日露戦争史
横手慎二『日露戦争史 20世紀最初の大国間戦争』中公新書、2005
日露戦争の発端は、日本とロシアの交渉上の齟齬。日本でもある程度そうだが、特にロシアでは国内で強硬論が優勢で、戦争になれば日本は劣勢なので、押しこめばよいという意見に支配されていた。慎重だったウィッテは、政治的に力を失っていて、この事態を止める力がなかった。
しかし、日本も、戦争になった場合、特に負けた場合の結果はよく考えられていなかった。慎重論だったら伊藤博文は、交渉が不調に終わると発言することをやめてしまい、軍部、特に陸軍はロシア軍の動員能力について甘い見通ししか立てていなかった。何より、初期の作戦計画だけは考えていたが、戦争計画は立てていなかった。勝っていたから問題にならなかっただけで、負けていれば悲惨。

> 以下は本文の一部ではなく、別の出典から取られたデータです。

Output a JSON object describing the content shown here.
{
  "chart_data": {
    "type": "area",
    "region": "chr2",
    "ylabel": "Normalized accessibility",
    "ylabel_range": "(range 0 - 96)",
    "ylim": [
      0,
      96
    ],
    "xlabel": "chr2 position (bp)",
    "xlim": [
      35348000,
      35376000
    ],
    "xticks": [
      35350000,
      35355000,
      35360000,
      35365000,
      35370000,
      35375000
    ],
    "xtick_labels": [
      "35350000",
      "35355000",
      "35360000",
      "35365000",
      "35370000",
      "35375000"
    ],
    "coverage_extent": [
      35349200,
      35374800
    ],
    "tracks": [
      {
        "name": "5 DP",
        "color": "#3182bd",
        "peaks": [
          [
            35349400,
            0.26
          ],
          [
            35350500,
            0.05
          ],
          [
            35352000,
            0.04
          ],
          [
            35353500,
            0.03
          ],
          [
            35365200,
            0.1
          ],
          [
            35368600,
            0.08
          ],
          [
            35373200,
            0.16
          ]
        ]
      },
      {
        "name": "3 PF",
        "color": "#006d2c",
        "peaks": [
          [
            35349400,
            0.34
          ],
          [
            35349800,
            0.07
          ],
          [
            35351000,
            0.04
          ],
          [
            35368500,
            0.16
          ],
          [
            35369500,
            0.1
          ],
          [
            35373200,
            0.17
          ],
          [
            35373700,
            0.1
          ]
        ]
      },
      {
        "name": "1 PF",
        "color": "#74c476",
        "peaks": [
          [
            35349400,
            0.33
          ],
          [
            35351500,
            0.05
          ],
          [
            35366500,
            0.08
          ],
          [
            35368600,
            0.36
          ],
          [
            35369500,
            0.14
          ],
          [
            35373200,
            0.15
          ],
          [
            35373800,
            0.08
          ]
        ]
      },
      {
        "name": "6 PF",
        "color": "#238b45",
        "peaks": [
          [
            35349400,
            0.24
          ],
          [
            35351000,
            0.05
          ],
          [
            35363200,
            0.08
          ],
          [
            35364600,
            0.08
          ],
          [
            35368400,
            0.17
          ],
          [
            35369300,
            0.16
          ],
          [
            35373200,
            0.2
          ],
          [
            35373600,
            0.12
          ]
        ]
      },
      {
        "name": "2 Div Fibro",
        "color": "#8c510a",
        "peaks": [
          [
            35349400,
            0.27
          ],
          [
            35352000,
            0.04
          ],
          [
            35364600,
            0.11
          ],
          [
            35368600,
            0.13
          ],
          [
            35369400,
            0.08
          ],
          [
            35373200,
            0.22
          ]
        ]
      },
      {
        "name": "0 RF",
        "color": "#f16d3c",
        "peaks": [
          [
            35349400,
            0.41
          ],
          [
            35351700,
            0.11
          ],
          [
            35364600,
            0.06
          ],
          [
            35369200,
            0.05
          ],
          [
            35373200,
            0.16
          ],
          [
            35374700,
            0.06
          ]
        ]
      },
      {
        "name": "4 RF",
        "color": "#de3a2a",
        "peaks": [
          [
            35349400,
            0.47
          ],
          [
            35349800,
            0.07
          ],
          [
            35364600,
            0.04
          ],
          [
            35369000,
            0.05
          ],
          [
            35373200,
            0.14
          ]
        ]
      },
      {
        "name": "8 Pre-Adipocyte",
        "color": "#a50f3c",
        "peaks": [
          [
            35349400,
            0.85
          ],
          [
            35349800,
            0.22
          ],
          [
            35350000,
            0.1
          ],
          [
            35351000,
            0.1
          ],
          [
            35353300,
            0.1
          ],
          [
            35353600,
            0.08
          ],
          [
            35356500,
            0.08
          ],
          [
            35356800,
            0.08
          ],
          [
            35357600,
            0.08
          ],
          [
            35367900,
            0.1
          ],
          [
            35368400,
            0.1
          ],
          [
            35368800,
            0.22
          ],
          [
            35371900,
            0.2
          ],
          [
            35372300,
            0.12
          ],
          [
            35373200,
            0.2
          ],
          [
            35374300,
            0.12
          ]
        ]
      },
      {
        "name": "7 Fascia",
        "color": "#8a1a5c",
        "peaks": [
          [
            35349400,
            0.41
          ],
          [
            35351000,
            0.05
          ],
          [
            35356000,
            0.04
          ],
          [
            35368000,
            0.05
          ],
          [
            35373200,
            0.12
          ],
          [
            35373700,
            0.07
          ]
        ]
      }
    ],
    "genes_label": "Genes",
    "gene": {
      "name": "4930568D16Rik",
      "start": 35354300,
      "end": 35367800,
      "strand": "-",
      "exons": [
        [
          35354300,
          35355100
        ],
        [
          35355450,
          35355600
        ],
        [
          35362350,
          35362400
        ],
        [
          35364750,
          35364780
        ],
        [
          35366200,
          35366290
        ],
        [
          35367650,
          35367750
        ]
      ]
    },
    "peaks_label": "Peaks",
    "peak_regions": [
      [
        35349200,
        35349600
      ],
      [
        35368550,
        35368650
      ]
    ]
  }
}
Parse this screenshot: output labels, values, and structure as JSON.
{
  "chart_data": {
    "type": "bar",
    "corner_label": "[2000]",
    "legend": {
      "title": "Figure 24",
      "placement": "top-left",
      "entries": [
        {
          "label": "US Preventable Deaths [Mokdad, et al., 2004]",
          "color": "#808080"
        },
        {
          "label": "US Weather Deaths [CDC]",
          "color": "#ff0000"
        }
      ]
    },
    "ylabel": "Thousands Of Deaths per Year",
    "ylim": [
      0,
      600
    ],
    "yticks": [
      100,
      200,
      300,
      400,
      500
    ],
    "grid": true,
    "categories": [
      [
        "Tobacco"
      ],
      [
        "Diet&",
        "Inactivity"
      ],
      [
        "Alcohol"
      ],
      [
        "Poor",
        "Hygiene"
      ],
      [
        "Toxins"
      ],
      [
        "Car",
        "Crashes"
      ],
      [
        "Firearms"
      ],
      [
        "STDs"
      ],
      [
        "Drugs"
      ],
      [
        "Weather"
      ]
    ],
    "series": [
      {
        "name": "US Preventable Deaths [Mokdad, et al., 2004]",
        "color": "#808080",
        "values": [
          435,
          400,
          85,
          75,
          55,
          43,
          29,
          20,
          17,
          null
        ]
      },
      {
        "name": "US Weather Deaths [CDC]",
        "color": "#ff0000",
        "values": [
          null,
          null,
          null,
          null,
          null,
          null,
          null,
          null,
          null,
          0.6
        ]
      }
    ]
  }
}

戦争が日本の勝利に終わったのは、ロシア軍の指揮官たちの消極的態度と、ロシア側もまともな戦争計画を立てておらず、動員、輸送、海軍の展開時期などで失敗していたから。また、何よりもロシアの国内事情。戦術的な敗北を重ねたところで、国内が動揺し、戦争を継続できる状態ではなくなってしまった。
日本側の戦争動員兵力108万人、うち戦死8万4000人、戦傷14万3000人。ロシア側は、戦場に輸送された兵力129万人、うち戦死5万人を含む損害27万人あるいは、戦死4万8000人を含む損害19万人。ロシアはまだ耐えられるが、日本側の損害はもはやこれ以上の補充が難しいレベル。
しかもロシア側が戦史をきちんと記録することに熱意を注いでいたのに対して、日本側は都合の悪い歴史は封印していた。これが後々の大失敗の一因。